Non-seulement, nous le voyons exercer illégalement la médecine, mais bientôt il songera à devenir un homme politique. Il fait de sa chaire une tribune et nous l’entendons tenir des propos, des critiques injurieuses contre le gouvernement, contre les lois, contre le conseil municipal. «Quand je rencontre un prêtre, s’écrie le ministère public, dévoué à son ministère, s’occupant exclusivement des intérêts religieux, je le salue ; il est digne de tous les respects ; mais je ne saurais trop blâmer ceux qui sortent de leur domaine, qui se mêlent aux luttent des partis ; M le curé de Pioussay est de ce nombre. Les divers chefs d’inculpation relevés contre lui sont tous établis, et le tribunal lui fera une sévère application de la loi.»
Me Robinet de Clery le présente pour un pauvre prêtre d’une petite commune du canton de Chef-Boutonne, victime des haines et des dénonciations d’une coterie. «Il y a 26 ans qu’il exerce son ministère dans ce village où il voudrait mourir, soulageant les misères humaines, prêtant l’oreille à toutes les infortunes, dévoués, bon, généreux. Lui, un homme politique, il n’y a jamais songé. Chassons de ce débat ce fléau de la politique. Je voudrais convaincre tout le monde que ces poursuites sont injustes, qu’elles ne sont que le résultat de rancunes.»
«M Granier n’exerce pas la médecine. Il donne des avis, des conseils, par charité et par humanité. Il est pauvre ; il veut rester pauvre. Son presbytère est un des plus pauvres et des plus délabrés du canton de Chef-Boutonne. (C’est de la faute de M. le curé ; je vous assure maître Robinet, qu’il a de quoi le réparer.) Il est désintéressé.Quelques personnes ont laissé de l’argent sur l’autel de la Sainte Vierge, c’est vrai, mais M. le curé n’en profitait pas. Il était employé à de bonnes œuvres. »(Je vous répète maître Robinet, que personne n’en croit rien, et vous non plus !
«Quant aux propos, ils ont été dénaturés, travestis par une coterie malfaisante. M le curé a lu un mandement de l’évêque, une encyclique du Souverain Pontife, mais sans commentaires.

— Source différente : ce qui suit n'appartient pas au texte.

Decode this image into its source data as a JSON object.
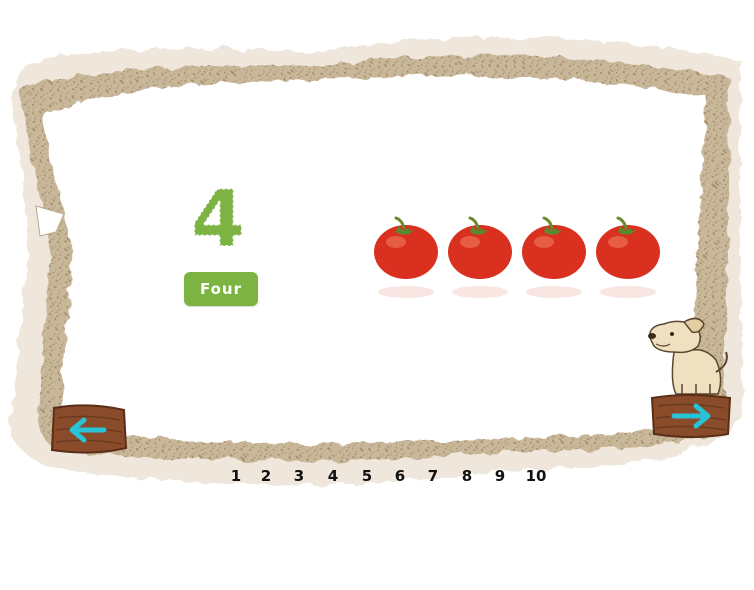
{
  "lesson": {
    "numeral": "4",
    "word": "Four",
    "item_icon": "tomato-icon",
    "item_count": 4
  },
  "navigation": {
    "prev_icon": "arrow-left-icon",
    "next_icon": "arrow-right-icon"
  },
  "mascot_icon": "dog-icon",
  "pager": {
    "pages": [
      "1",
      "2",
      "3",
      "4",
      "5",
      "6",
      "7",
      "8",
      "9",
      "10"
    ]
  },
  "colors": {
    "numeral_green": "#7cb342",
    "badge_green": "#7cb342",
    "arrow_teal": "#29c3d8",
    "tomato_red": "#d9301f"
  }
}
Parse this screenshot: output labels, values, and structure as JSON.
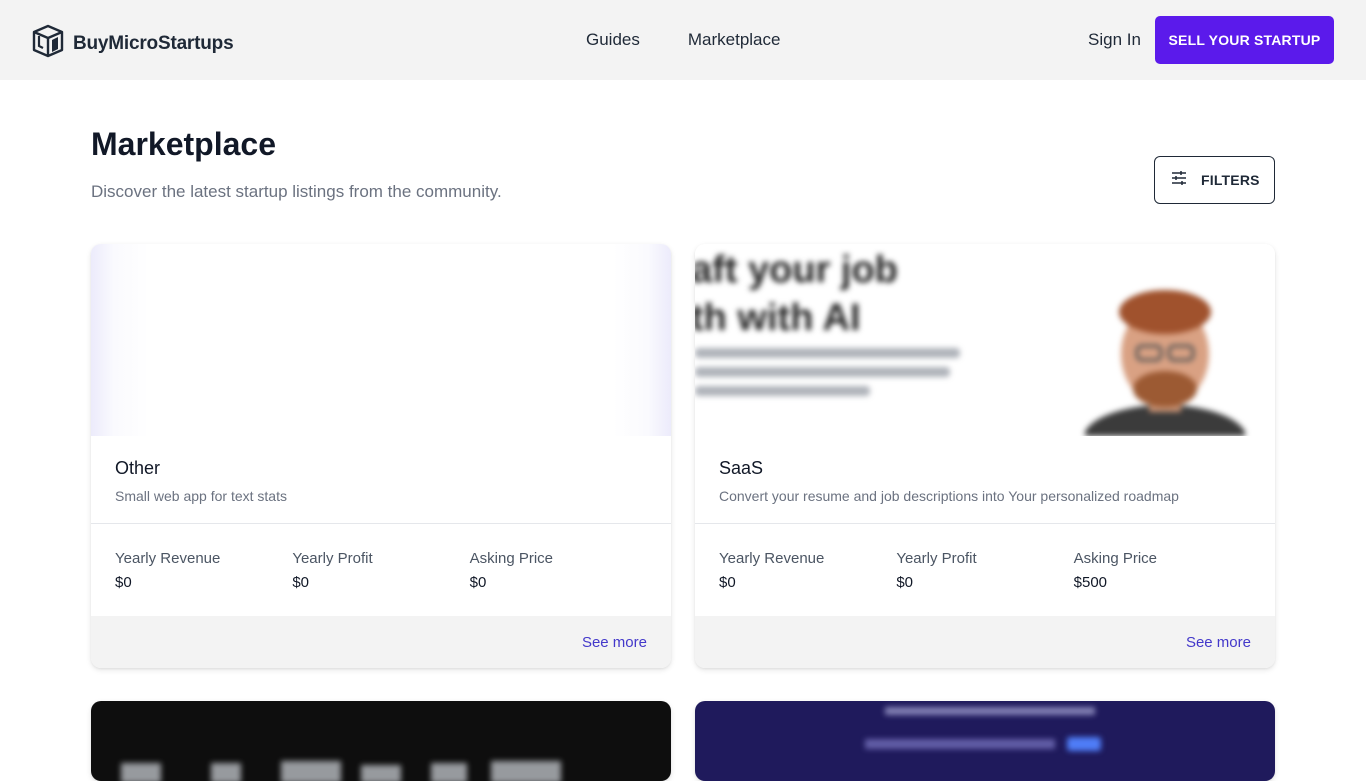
{
  "header": {
    "brand": "BuyMicroStartups",
    "nav": [
      "Guides",
      "Marketplace"
    ],
    "sign_in": "Sign In",
    "sell_button": "SELL YOUR STARTUP"
  },
  "page": {
    "title": "Marketplace",
    "subtitle": "Discover the latest startup listings from the community.",
    "filters_label": "FILTERS"
  },
  "listings": [
    {
      "category": "Other",
      "description": "Small web app for text stats",
      "stats": [
        {
          "label": "Yearly Revenue",
          "value": "$0"
        },
        {
          "label": "Yearly Profit",
          "value": "$0"
        },
        {
          "label": "Asking Price",
          "value": "$0"
        }
      ],
      "see_more": "See more"
    },
    {
      "category": "SaaS",
      "description": "Convert your resume and job descriptions into Your personalized roadmap",
      "thumb_heading": [
        "aft your job",
        "th with AI"
      ],
      "stats": [
        {
          "label": "Yearly Revenue",
          "value": "$0"
        },
        {
          "label": "Yearly Profit",
          "value": "$0"
        },
        {
          "label": "Asking Price",
          "value": "$500"
        }
      ],
      "see_more": "See more"
    }
  ],
  "colors": {
    "accent": "#5b1aeb",
    "link": "#4338ca",
    "header_bg": "#f3f3f3"
  },
  "icons": {
    "logo": "cube-logo-icon",
    "filters": "sliders-icon"
  }
}
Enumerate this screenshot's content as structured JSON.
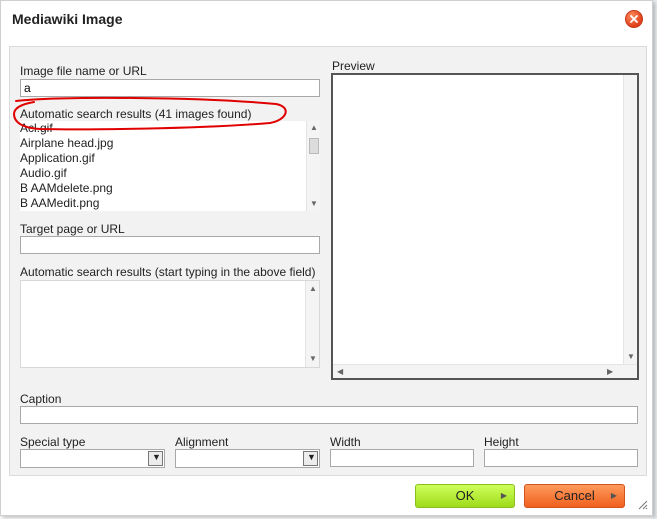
{
  "dialog": {
    "title": "Mediawiki Image",
    "close_icon": "close-icon"
  },
  "image_file": {
    "label": "Image file name or URL",
    "value": "a"
  },
  "image_results": {
    "label": "Automatic search results (41 images found)",
    "items": [
      "Acl.gif",
      "Airplane head.jpg",
      "Application.gif",
      "Audio.gif",
      "B AAMdelete.png",
      "B AAMedit.png"
    ]
  },
  "target_page": {
    "label": "Target page or URL",
    "value": ""
  },
  "page_results": {
    "label": "Automatic search results (start typing in the above field)"
  },
  "preview": {
    "label": "Preview"
  },
  "caption": {
    "label": "Caption",
    "value": ""
  },
  "special_type": {
    "label": "Special type",
    "selected": ""
  },
  "alignment": {
    "label": "Alignment",
    "selected": ""
  },
  "width": {
    "label": "Width",
    "value": ""
  },
  "height": {
    "label": "Height",
    "value": ""
  },
  "buttons": {
    "ok_label": "OK",
    "cancel_label": "Cancel"
  },
  "colors": {
    "ok_green": "#9edb1a",
    "cancel_orange": "#f0601e",
    "annotation_red": "#e00000"
  }
}
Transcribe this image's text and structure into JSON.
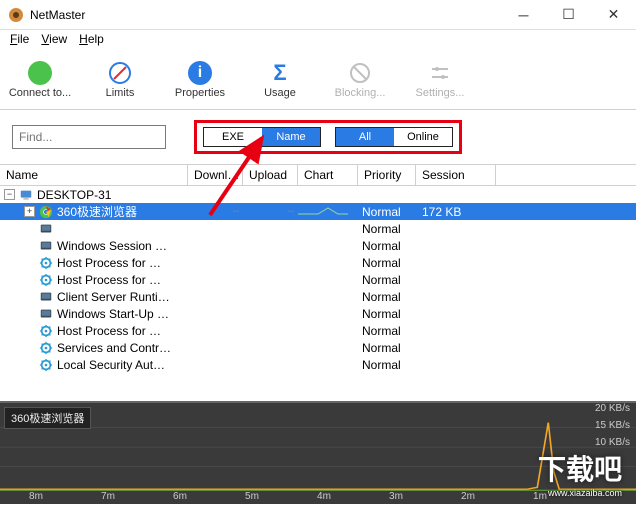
{
  "window": {
    "title": "NetMaster"
  },
  "menu": {
    "file": "File",
    "view": "View",
    "help": "Help"
  },
  "toolbar": {
    "connect": "Connect to...",
    "limits": "Limits",
    "properties": "Properties",
    "usage": "Usage",
    "blocking": "Blocking...",
    "settings": "Settings..."
  },
  "find": {
    "placeholder": "Find..."
  },
  "toggles": {
    "exe": "EXE",
    "name": "Name",
    "all": "All",
    "online": "Online"
  },
  "columns": {
    "name": "Name",
    "download": "Downl…",
    "upload": "Upload",
    "chart": "Chart",
    "priority": "Priority",
    "session": "Session"
  },
  "root": "DESKTOP-31",
  "rows": [
    {
      "name": "360极速浏览器",
      "dl": "--",
      "ul": "--",
      "pri": "Normal",
      "sess": "172 KB",
      "sel": true,
      "icon": "chrome",
      "exp": "+"
    },
    {
      "name": "",
      "dl": "",
      "ul": "",
      "pri": "Normal",
      "sess": "",
      "icon": "win"
    },
    {
      "name": "Windows Session …",
      "dl": "",
      "ul": "",
      "pri": "Normal",
      "sess": "",
      "icon": "win"
    },
    {
      "name": "Host Process for …",
      "dl": "",
      "ul": "",
      "pri": "Normal",
      "sess": "",
      "icon": "gear"
    },
    {
      "name": "Host Process for …",
      "dl": "",
      "ul": "",
      "pri": "Normal",
      "sess": "",
      "icon": "gear"
    },
    {
      "name": "Client Server Runti…",
      "dl": "",
      "ul": "",
      "pri": "Normal",
      "sess": "",
      "icon": "win"
    },
    {
      "name": "Windows Start-Up …",
      "dl": "",
      "ul": "",
      "pri": "Normal",
      "sess": "",
      "icon": "win"
    },
    {
      "name": "Host Process for …",
      "dl": "",
      "ul": "",
      "pri": "Normal",
      "sess": "",
      "icon": "gear"
    },
    {
      "name": "Services and Contr…",
      "dl": "",
      "ul": "",
      "pri": "Normal",
      "sess": "",
      "icon": "gear"
    },
    {
      "name": "Local Security Aut…",
      "dl": "",
      "ul": "",
      "pri": "Normal",
      "sess": "",
      "icon": "gear"
    }
  ],
  "chart": {
    "label": "360极速浏览器",
    "y": [
      "20 KB/s",
      "15 KB/s",
      "10 KB/s"
    ],
    "x": [
      "8m",
      "7m",
      "6m",
      "5m",
      "4m",
      "3m",
      "2m",
      "1m"
    ]
  },
  "watermark": {
    "main": "下载吧",
    "sub": "www.xiazaiba.com"
  }
}
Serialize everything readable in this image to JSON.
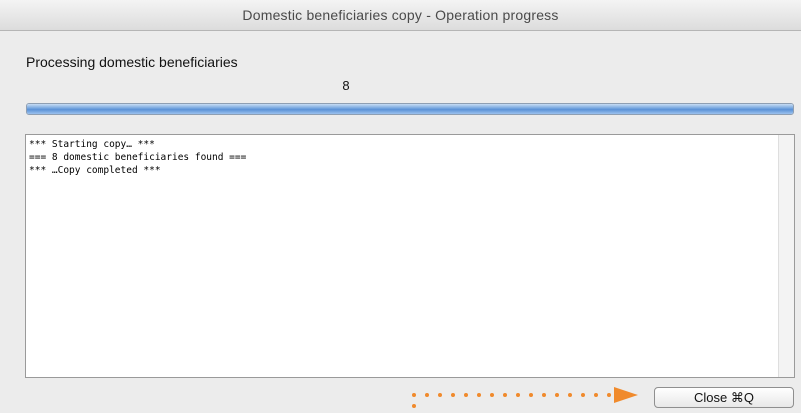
{
  "window": {
    "title": "Domestic beneficiaries copy - Operation progress"
  },
  "status": {
    "label": "Processing domestic beneficiaries",
    "count": "8"
  },
  "progress": {
    "percent": 100,
    "color": "#5a91d6"
  },
  "log": {
    "lines": [
      "*** Starting copy… ***",
      "=== 8 domestic beneficiaries found ===",
      "*** …Copy completed ***"
    ]
  },
  "buttons": {
    "close_label": "Close ⌘Q"
  },
  "annotation": {
    "color": "#f08a2c"
  }
}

Quant à la délibération critiquée du conseil municipal, M. le maire ayant fait afficher sur les murs de l’église cette délibération blessante pour les membres du conseil de fabrique.»
«Un acquittement est la conséquence inévitable de ce procès.» M° Robinet de Clery supplie les juges de le prononcer.
«Chassez de vos délibérations, toutes préoccupations étrangères à ce débat. La justice reste étrangère à la politique, à toutes les œuvres malsaines de l’esprit de parti. J’ai été ardent, moi aussi, autrefois. Aujourd’hui, j’ai déserté la lutte ; j’ai des amis dans tous les partis. Notre pays divisé, déchiré, désorienté, a besoin de calme, de repos, et du concours de tous les cœurs honnêtes. Travaillons tous à son apaisement.» (Bravo ! bravo !, mais alors, dites donc à vos amis de commencer ; et qu’ils s’unissent à nous pour défendre et soutenir le gouvernement républicain.)
Je ne vous garantis pas le texte exact de cette péroraison. Mais, c’est à peu près le sens. Me Robinet de Clery a certainement du talent, et j’aurais mauvaise grâce à soutenir que sa défense un peu longue (ah !, vous auriez pu vous dispenser, mon cher maître, de nous donner lecture intégrale du mandement de monseigneur et de l’Encyclique de notre saint-père le pape) n’a pas été habile, élégante et remarquable.
A huitaine pour le jugement.
Mémorial des Deux-Sèvres vendredi 11 décembre 1885
Encore un mot sur l’affaire du curé de Pioussay, c’est demain samedi que le tribunal de Melle rendra son jugement dans l’affaire du curé de Pioussay ; nous connaissons la fermeté des juges qui le composent et nous attendons avec confiance une décision qu’inspirera le seul sentiment du devoir , envisagé sans faiblesse comme sans passion.
Mais revenons un peu à l’audience du 5 et examinons les moyens que la défense a produits en faveur de cette infortunée victime des persécutions judiciaires. Au milieu des répétitions de la même pensée sous trois formes différentes ; car les arguments de Me Robinet de Cléry , comme les canards de la chanson, marchent avec disciplines trois par trois, dans ces successions de brusques éclats de voix et de chutes adoucies, presque onctueuses, ah ! le gaillard connaît sa clientèle, nous avons démêlé que l’abbé Granier «avait reçu des centaines de certificats de témoins, certificats plus élogieux les uns que les autres ; qu’on ne les citait pas tous, pour ne pas effaroucher sa modestie.»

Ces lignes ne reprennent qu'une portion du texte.